A walk with a cowboy is on horseback. I expect this to be the case and say nothing while mounting the animal. Because it is dark outside, and I have not had my evening dose of espresso, I worry about falling asleep. The cowboy’s back is rugged and shapely, meant only for sweat and sex scratches. Not for a slumped, lethargic me. To use someone as a pillow is a tragedy.

He is an interesting man. I can tell by the way he does not say anything for ten minutes. When we ride through the town, the men and women wave. They call him Currer. The name has many Rs. He begins to speak and his voice is an opera. He speaks of his mother and father and how horses like his are expensive, but the right kind of expensive.

We go to the aquarium. It is closing time, but we sneak in with enough time to look at the stingrays. They mill around like lost kites. The cowboy holds my hand, and seems moved. He follows the creatures with his eyes. They receive his stare patiently, like flat planets. I want him to stop touching me with this faraway sadness so I shake his hand off mine and ask to leave.

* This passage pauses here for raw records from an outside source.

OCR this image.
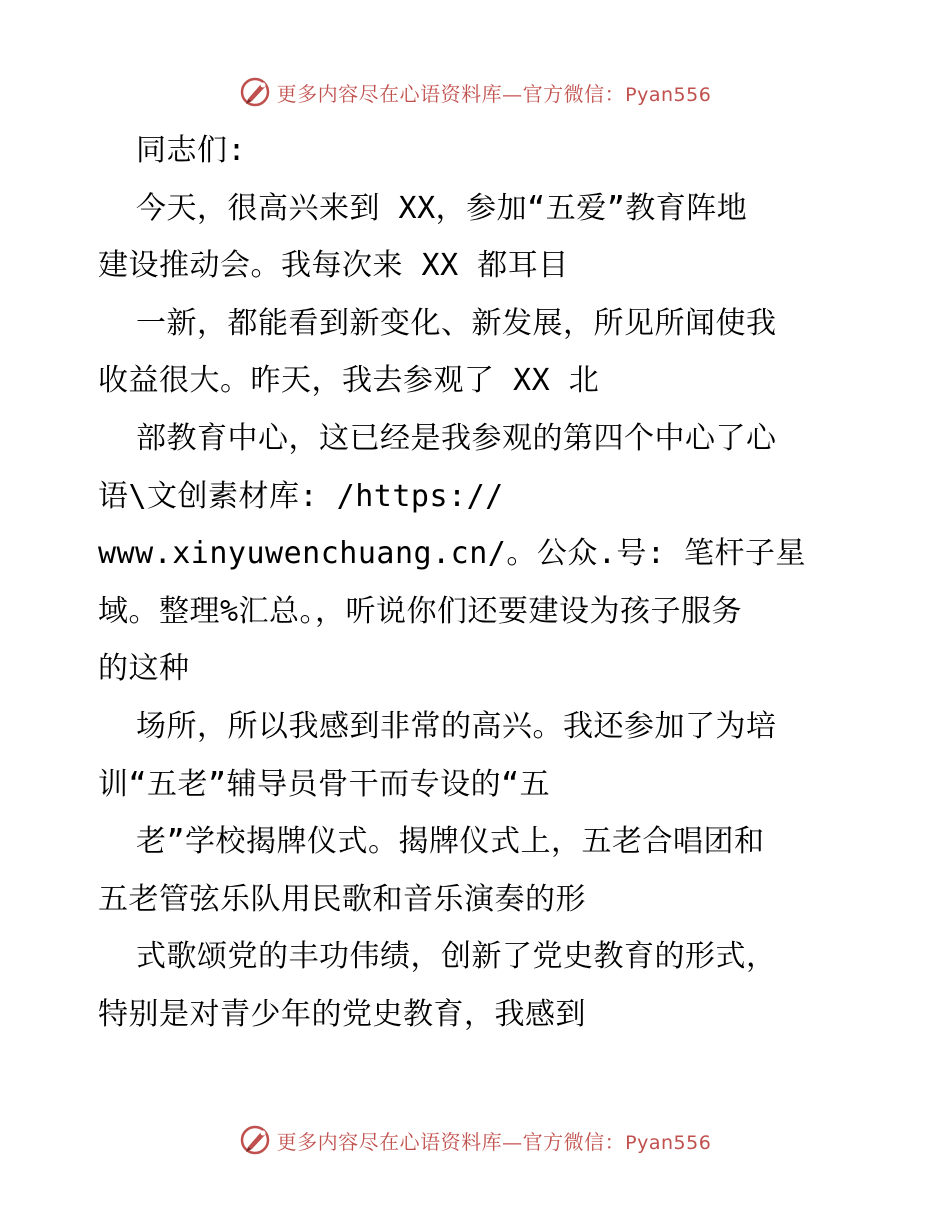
更多内容尽在心语资料库—官方微信：Pyan556
同志们:
今天，很高兴来到 XX，参加“五爱”教育阵地
建设推动会。我每次来 XX 都耳目
一新，都能看到新变化、新发展，所见所闻使我
收益很大。昨天，我去参观了 XX 北
部教育中心，这已经是我参观的第四个中心了心
语\文创素材库: /https://
www.xinyuwenchuang.cn/。公众.号: 笔杆子星
域。整理%汇总。，听说你们还要建设为孩子服务
的这种
场所，所以我感到非常的高兴。我还参加了为培
训“五老”辅导员骨干而专设的“五
老”学校揭牌仪式。揭牌仪式上，五老合唱团和
五老管弦乐队用民歌和音乐演奏的形
式歌颂党的丰功伟绩，创新了党史教育的形式，
特别是对青少年的党史教育，我感到
更多内容尽在心语资料库—官方微信：Pyan556
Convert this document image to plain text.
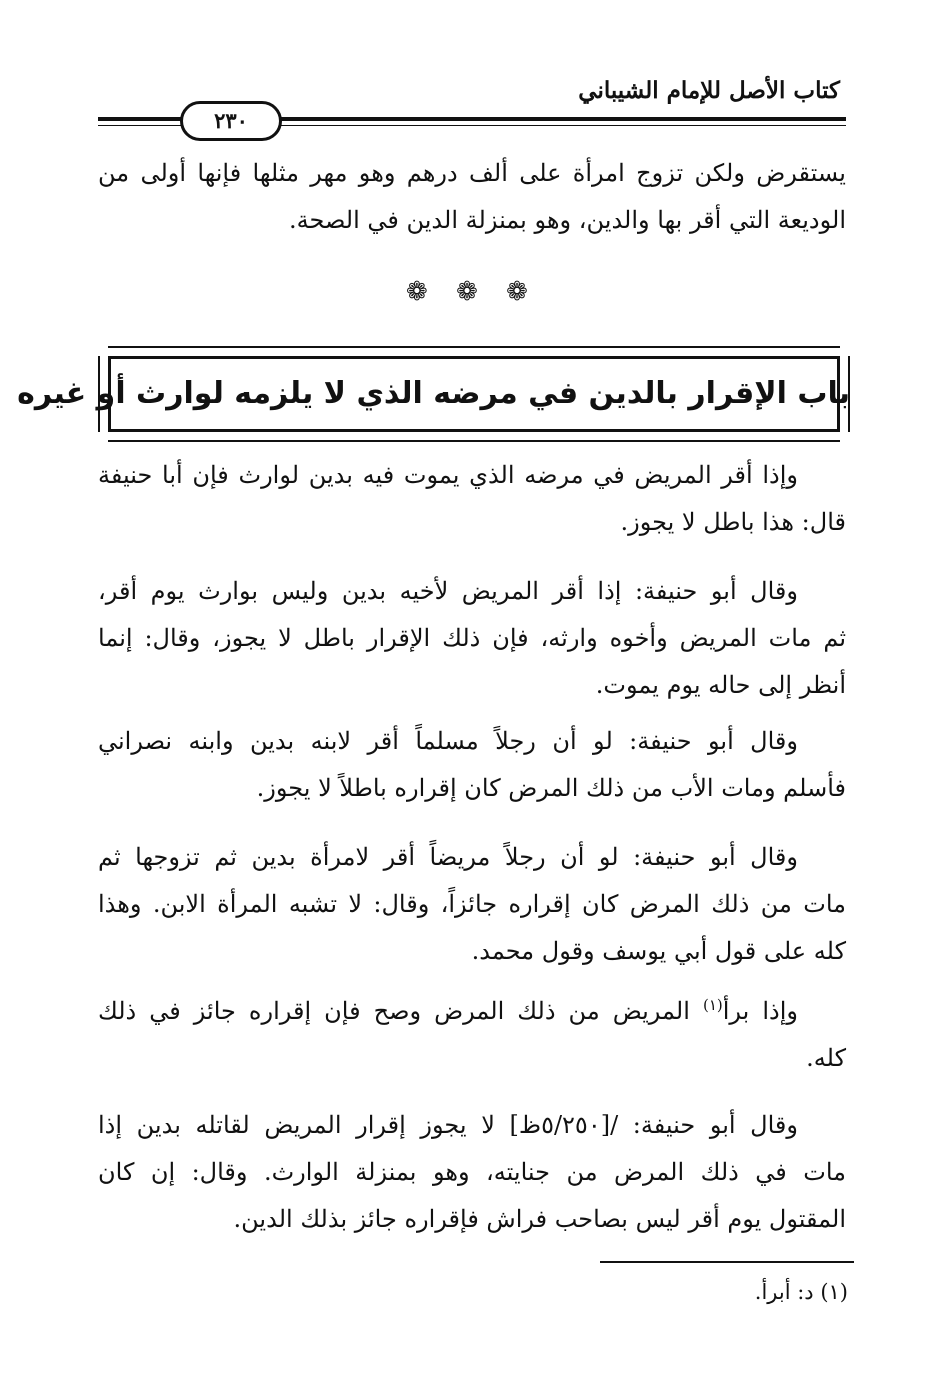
كتاب الأصل للإمام الشيباني
٢٣٠
يستقرض ولكن تزوج امرأة على ألف درهم وهو مهر مثلها فإنها أولى من
الوديعة التي أقر بها والدين، وهو بمنزلة الدين في الصحة.
❁ ❁ ❁
باب الإقرار بالدين في مرضه الذي لا يلزمه لوارث أو غيره
وإذا أقر المريض في مرضه الذي يموت فيه بدين لوارث فإن أبا حنيفة
قال: هذا باطل لا يجوز.
وقال أبو حنيفة: إذا أقر المريض لأخيه بدين وليس بوارث يوم أقر،
ثم مات المريض وأخوه وارثه، فإن ذلك الإقرار باطل لا يجوز، وقال: إنما
أنظر إلى حاله يوم يموت.
وقال أبو حنيفة: لو أن رجلاً مسلماً أقر لابنه بدين وابنه نصراني
فأسلم ومات الأب من ذلك المرض كان إقراره باطلاً لا يجوز.
وقال أبو حنيفة: لو أن رجلاً مريضاً أقر لامرأة بدين ثم تزوجها ثم
مات من ذلك المرض كان إقراره جائزاً، وقال: لا تشبه المرأة الابن. وهذا
كله على قول أبي يوسف وقول محمد.
وإذا برأ$^{(١)}$ المريض من ذلك المرض وصح فإن إقراره جائز في ذلك
كله.
وقال أبو حنيفة: /[٥/٢٥٠ظ] لا يجوز إقرار المريض لقاتله بدين إذا
مات في ذلك المرض من جنايته، وهو بمنزلة الوارث. وقال: إن كان
المقتول يوم أقر ليس بصاحب فراش فإقراره جائز بذلك الدين.
(١) د: أبرأ.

Now we are close to my house. I have not spoken a single word since the aquarium. Put me down now! I say, as the horse reaches a lone fork in the town road. A single lamppost looms just ahead. To the ants on the hot summer asphalt, the lamppost must loom like a stolen moon.

He is appalled. But why?

There is not much to say. He is not the cowboy I thought he was. I approximate this in a few heartbroken sentences, with one gasp and one wounded sentence trail-off. There is a drama to me. I am a performance. I am many stylized movements, points, vibrating lines.

He looks at me coldly and turns his horse around. I begin to walk home in a violent mood. It evaporates just minutes later, yet my mouth smarts and smarts.


Shilpa Iyyer writes and studies in St. Louis, Missouri. She is a recipient of Washington University’s Howard Nemerov Writing Scholarship. Her work has appeared in the intercollegiate literary journal Spires.